Wie Philippe Grandcolas, Ökologe am CNRS (Centre national de la recherche scientifique), betont, kann die Wiederaufforstung zwar das lokale Klima aufrechterhalten, wäre aber nicht ausreichend: "Wenn man eine Region aufforstet, um die herum ein völliges Waldvakuum herrscht, findet man die Waldbiodiversität nicht wieder: 95 % der Tiere und Pflanzen, die in diesen Räumen gelebt haben, gehen endgültig verloren. Die meisten Arten sind nicht in der Lage, aus der Ferne zurückzukehren, da sie sehr sesshaft sind."
Aber das ist natürlich nicht die einzige Folge der Brände im Amazonasgebiet. Genau wie die Auswirkungen auf lokaler Ebene immens sind, sind sie es auch auf globaler Ebene.
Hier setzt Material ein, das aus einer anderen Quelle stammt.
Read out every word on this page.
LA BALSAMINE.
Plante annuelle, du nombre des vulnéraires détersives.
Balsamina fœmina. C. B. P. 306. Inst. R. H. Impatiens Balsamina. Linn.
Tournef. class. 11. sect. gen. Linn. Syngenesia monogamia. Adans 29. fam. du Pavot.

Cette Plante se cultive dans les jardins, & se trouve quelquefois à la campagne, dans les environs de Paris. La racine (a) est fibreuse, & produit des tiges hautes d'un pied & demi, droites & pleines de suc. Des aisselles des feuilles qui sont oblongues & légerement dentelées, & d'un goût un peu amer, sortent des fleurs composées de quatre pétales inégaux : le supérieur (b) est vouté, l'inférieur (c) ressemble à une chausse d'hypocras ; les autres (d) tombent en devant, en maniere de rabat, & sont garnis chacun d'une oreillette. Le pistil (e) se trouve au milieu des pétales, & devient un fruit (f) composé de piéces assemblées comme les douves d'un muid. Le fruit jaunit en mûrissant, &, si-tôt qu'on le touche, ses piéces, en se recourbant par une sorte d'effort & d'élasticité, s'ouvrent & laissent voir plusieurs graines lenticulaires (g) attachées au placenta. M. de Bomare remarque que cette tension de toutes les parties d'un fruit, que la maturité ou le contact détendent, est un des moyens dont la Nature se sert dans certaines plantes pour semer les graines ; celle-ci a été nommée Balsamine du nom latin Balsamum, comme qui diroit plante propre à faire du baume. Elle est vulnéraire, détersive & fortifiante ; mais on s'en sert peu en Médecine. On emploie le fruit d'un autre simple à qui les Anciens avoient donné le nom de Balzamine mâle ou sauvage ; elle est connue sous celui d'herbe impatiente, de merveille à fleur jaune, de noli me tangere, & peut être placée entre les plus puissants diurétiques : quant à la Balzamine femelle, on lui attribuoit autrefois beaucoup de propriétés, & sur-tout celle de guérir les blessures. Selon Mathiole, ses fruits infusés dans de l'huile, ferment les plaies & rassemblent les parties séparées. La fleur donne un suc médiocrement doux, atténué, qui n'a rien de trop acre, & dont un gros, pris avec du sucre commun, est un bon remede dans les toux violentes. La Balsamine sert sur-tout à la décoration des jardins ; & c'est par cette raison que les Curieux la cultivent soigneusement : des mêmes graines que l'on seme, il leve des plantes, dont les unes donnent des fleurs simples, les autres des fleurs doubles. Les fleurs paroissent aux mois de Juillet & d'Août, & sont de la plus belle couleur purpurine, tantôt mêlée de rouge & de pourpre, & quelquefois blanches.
Über den Verlust ganzer Ökosysteme hinaus verursachen die Brände im Amazonas eine Beschleunigung der globalen Erwärmung. "Tropenwälder speichern Kohlenstoff. Wenn sie verbrennen, setzen sie riesige Mengen an CO2 in die Atmosphäre frei“, erklärte Clément Sénéchal, Sprecher für Klimafragen von Greenpeace Frankreich im Jahr 2019, gegenüber Europe 1.
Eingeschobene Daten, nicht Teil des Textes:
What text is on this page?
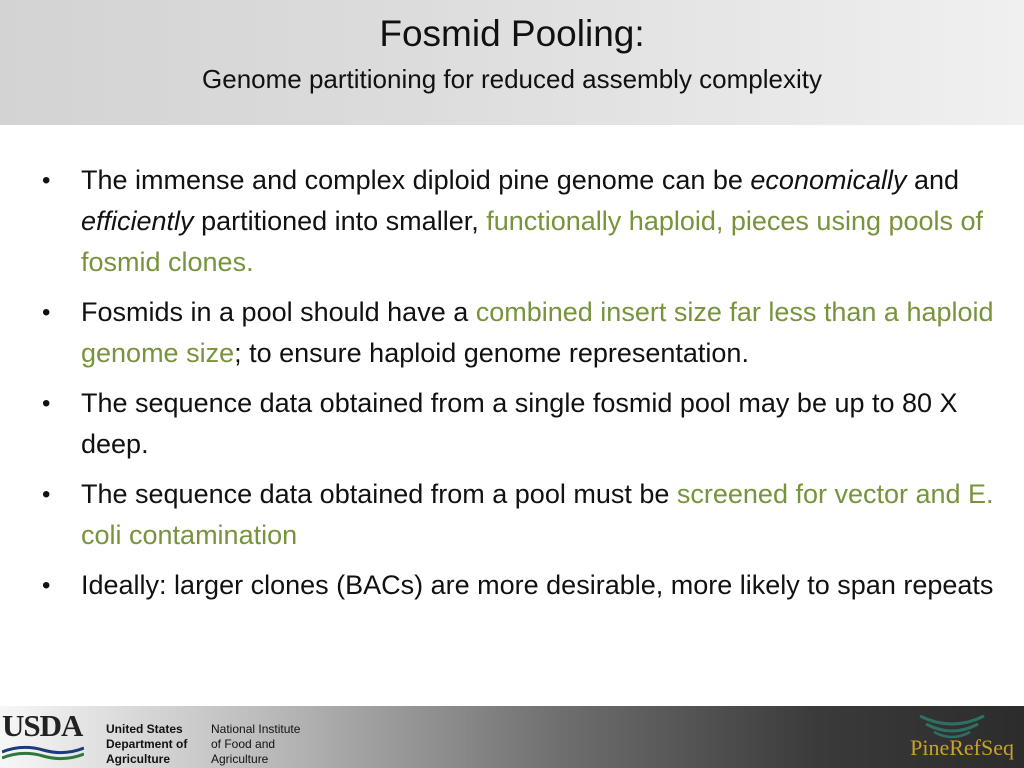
Fosmid Pooling:
Genome partitioning for reduced assembly complexity
• The immense and complex diploid pine genome can be economically and efficiently partitioned into smaller, functionally haploid, pieces using pools of fosmid clones.
• Fosmids in a pool should have a combined insert size far less than a haploid genome size; to ensure haploid genome representation.
• The sequence data obtained from a single fosmid pool may be up to 80 X deep.
• The sequence data obtained from a pool must be screened for vector and E. coli contamination
• Ideally: larger clones (BACs) are more desirable, more likely to span repeats
USDA United States
Department of
Agriculture
National Institute
of Food and
Agriculture	PineRefSeq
Als größter Tropenwald der Welt absorbiert der Amazonas laut WWF jedes Jahr 14 % des weltweiten CO2 und hilft so, die globale Erwärmung zu regulieren. Aber mit der Entwaldung nimmt seine Fähigkeit, CO2 zu aufzunehmen, ab. Schlimmer noch, Brände setzen heute mehr CO2 frei, als der Wald aufnimmt.
Nach Ansicht von Umweltschützern ist Jair Bolsonaro der Hauptverantwortliche für diese massive Rodung. Seit seinem Amtsantritt im Januar 2019 ist die durchschnittliche jährliche Entwaldung im brasilianischen Amazonasgebiet im Vergleich zum vorherigen Jahrzehnt um 75% gestiegen, wobei sich die Geschwindigkeit vervierfacht hat.
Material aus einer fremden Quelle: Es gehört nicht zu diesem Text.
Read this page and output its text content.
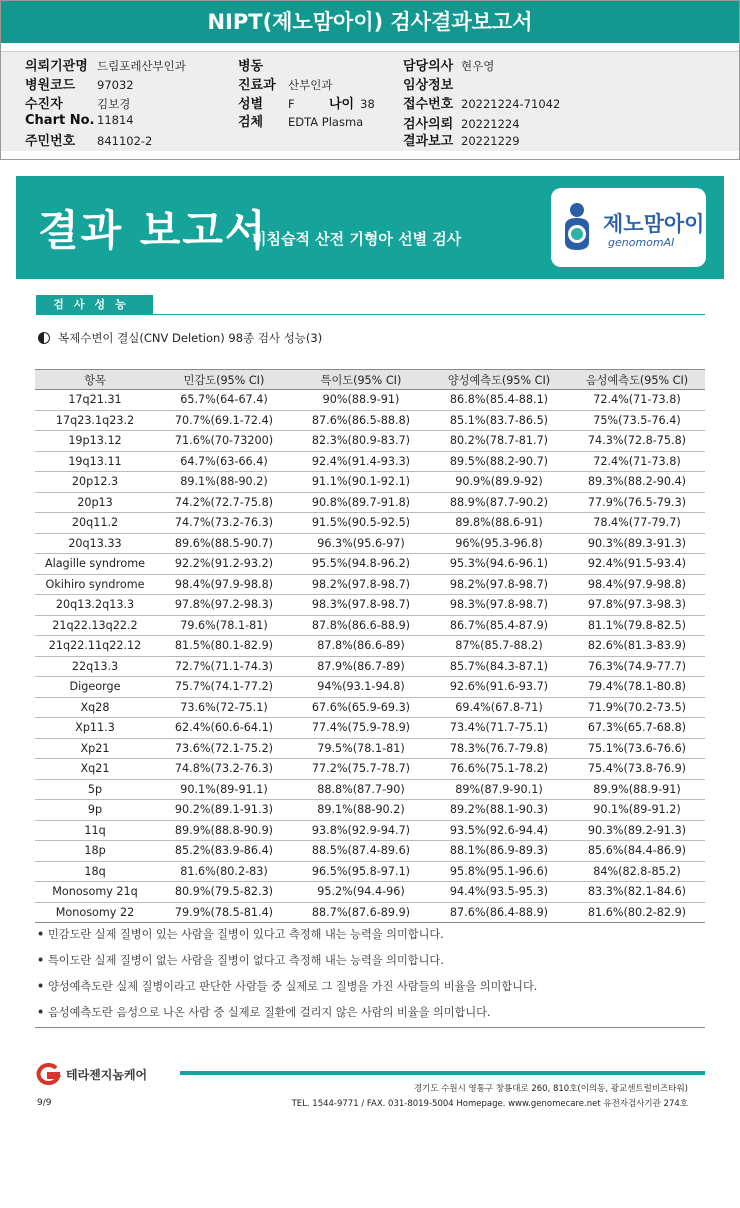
NIPT(제노맘아이) 검사결과보고서
의뢰기관명 드림포레산부인과
병원코드 97032
수진자	김보경
Chart No. 11814
주민번호 841102-2
병동
진료과 산부인과
성별 F	나이 38
검체 EDTA Plasma
담당의사 현우영
임상정보
접수번호 20221224-71042
검사의뢰 20221224
결과보고 20221229
결과 보고서
비침습적 산전 기형아 선별 검사
제노맘아이
genomomAI
검사성능
복제수변이 결실(CNV Deletion) 98종 검사 성능(3)
항목	민감도(95% CI)	특이도(95% CI)	양성예측도(95% CI)	음성예측도(95% CI)
17q21.31	65.7%(64-67.4)	90%(88.9-91)	86.8%(85.4-88.1)	72.4%(71-73.8)
17q23.1q23.2	70.7%(69.1-72.4)	87.6%(86.5-88.8)	85.1%(83.7-86.5)	75%(73.5-76.4)
19p13.12	71.6%(70-73200)	82.3%(80.9-83.7)	80.2%(78.7-81.7)	74.3%(72.8-75.8)
19q13.11	64.7%(63-66.4)	92.4%(91.4-93.3)	89.5%(88.2-90.7)	72.4%(71-73.8)
20p12.3	89.1%(88-90.2)	91.1%(90.1-92.1)	90.9%(89.9-92)	89.3%(88.2-90.4)
20p13	74.2%(72.7-75.8)	90.8%(89.7-91.8)	88.9%(87.7-90.2)	77.9%(76.5-79.3)
20q11.2	74.7%(73.2-76.3)	91.5%(90.5-92.5)	89.8%(88.6-91)	78.4%(77-79.7)
20q13.33	89.6%(88.5-90.7)	96.3%(95.6-97)	96%(95.3-96.8)	90.3%(89.3-91.3)
Alagille syndrome	92.2%(91.2-93.2)	95.5%(94.8-96.2)	95.3%(94.6-96.1)	92.4%(91.5-93.4)
Okihiro syndrome	98.4%(97.9-98.8)	98.2%(97.8-98.7)	98.2%(97.8-98.7)	98.4%(97.9-98.8)
20q13.2q13.3	97.8%(97.2-98.3)	98.3%(97.8-98.7)	98.3%(97.8-98.7)	97.8%(97.3-98.3)
21q22.13q22.2	79.6%(78.1-81)	87.8%(86.6-88.9)	86.7%(85.4-87.9)	81.1%(79.8-82.5)
21q22.11q22.12	81.5%(80.1-82.9)	87.8%(86.6-89)	87%(85.7-88.2)	82.6%(81.3-83.9)
22q13.3	72.7%(71.1-74.3)	87.9%(86.7-89)	85.7%(84.3-87.1)	76.3%(74.9-77.7)
Digeorge	75.7%(74.1-77.2)	94%(93.1-94.8)	92.6%(91.6-93.7)	79.4%(78.1-80.8)
Xq28	73.6%(72-75.1)	67.6%(65.9-69.3)	69.4%(67.8-71)	71.9%(70.2-73.5)
Xp11.3	62.4%(60.6-64.1)	77.4%(75.9-78.9)	73.4%(71.7-75.1)	67.3%(65.7-68.8)
Xp21	73.6%(72.1-75.2)	79.5%(78.1-81)	78.3%(76.7-79.8)	75.1%(73.6-76.6)
Xq21	74.8%(73.2-76.3)	77.2%(75.7-78.7)	76.6%(75.1-78.2)	75.4%(73.8-76.9)
5p	90.1%(89-91.1)	88.8%(87.7-90)	89%(87.9-90.1)	89.9%(88.9-91)
9p	90.2%(89.1-91.3)	89.1%(88-90.2)	89.2%(88.1-90.3)	90.1%(89-91.2)
11q	89.9%(88.8-90.9)	93.8%(92.9-94.7)	93.5%(92.6-94.4)	90.3%(89.2-91.3)
18p	85.2%(83.9-86.4)	88.5%(87.4-89.6)	88.1%(86.9-89.3)	85.6%(84.4-86.9)
18q	81.6%(80.2-83)	96.5%(95.8-97.1)	95.8%(95.1-96.6)	84%(82.8-85.2)
Monosomy 21q	80.9%(79.5-82.3)	95.2%(94.4-96)	94.4%(93.5-95.3)	83.3%(82.1-84.6)
Monosomy 22	79.9%(78.5-81.4)	88.7%(87.6-89.9)	87.6%(86.4-88.9)	81.6%(80.2-82.9)
• 민감도란 실제 질병이 있는 사람을 질병이 있다고 측정해 내는 능력을 의미합니다.
• 특이도란 실제 질병이 없는 사람을 질병이 없다고 측정해 내는 능력을 의미합니다.
• 양성예측도란 실제 질병이라고 판단한 사람들 중 실제로 그 질병을 가진 사람들의 비율을 의미합니다.
• 음성예측도란 음성으로 나온 사람 중 실제로 질환에 걸리지 않은 사람의 비율을 의미합니다.
테라젠지놈케어
경기도 수원시 영통구 창룡대로 260, 810호(이의동, 광교센트럴비즈타워)
TEL. 1544-9771 / FAX. 031-8019-5004 Homepage. www.genomecare.net 유전자검사기관 274호
9/9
Der rechtsextreme Präsident scheint sich nicht um Ökologie zu kümmern, ganz im Gegenteil. Seit er an der Spitze Brasiliens steht, fördert Bolsonaro landwirtschaftliche Aktivitäten in Schutzgebieten. So sollen heute fast 85% der Rodung im Amazonasgebiet auf den Agrarsektor zurückzuführen sein.
Aber wie kann man von Europa aus konkret gegen die Entwaldung vorgehen? Indem man mit einer neuen Gesetzgebung beginnt. Am 13. September 2022, hat das Europäische Parlament ein Gesetz verabschiedet, das den Import von Produkten, die aus Entwaldung stammen, in die Europäische Union verbietet.
Mit dieser Verordnung will das Europäische Parlament die Vermarktung von Produkten wie Soja, Rindfleisch, Palmöl, Leder oder Kaffee, die von abgeholzten Flächen stammen, auf europäischem Boden stoppen.
Sowohl für die Zukunft Brasiliens als auch für die Zukunft unseres Planeten. Die Präsidentschaftswahlen finden am Sonntag, den 2. Oktober statt und kündigen ein Duell zwischen Jair Bolsonaro und dem ehemaligen Präsidenten Lula an, der derzeit in der Wahlprognosen an erster Stelle steht.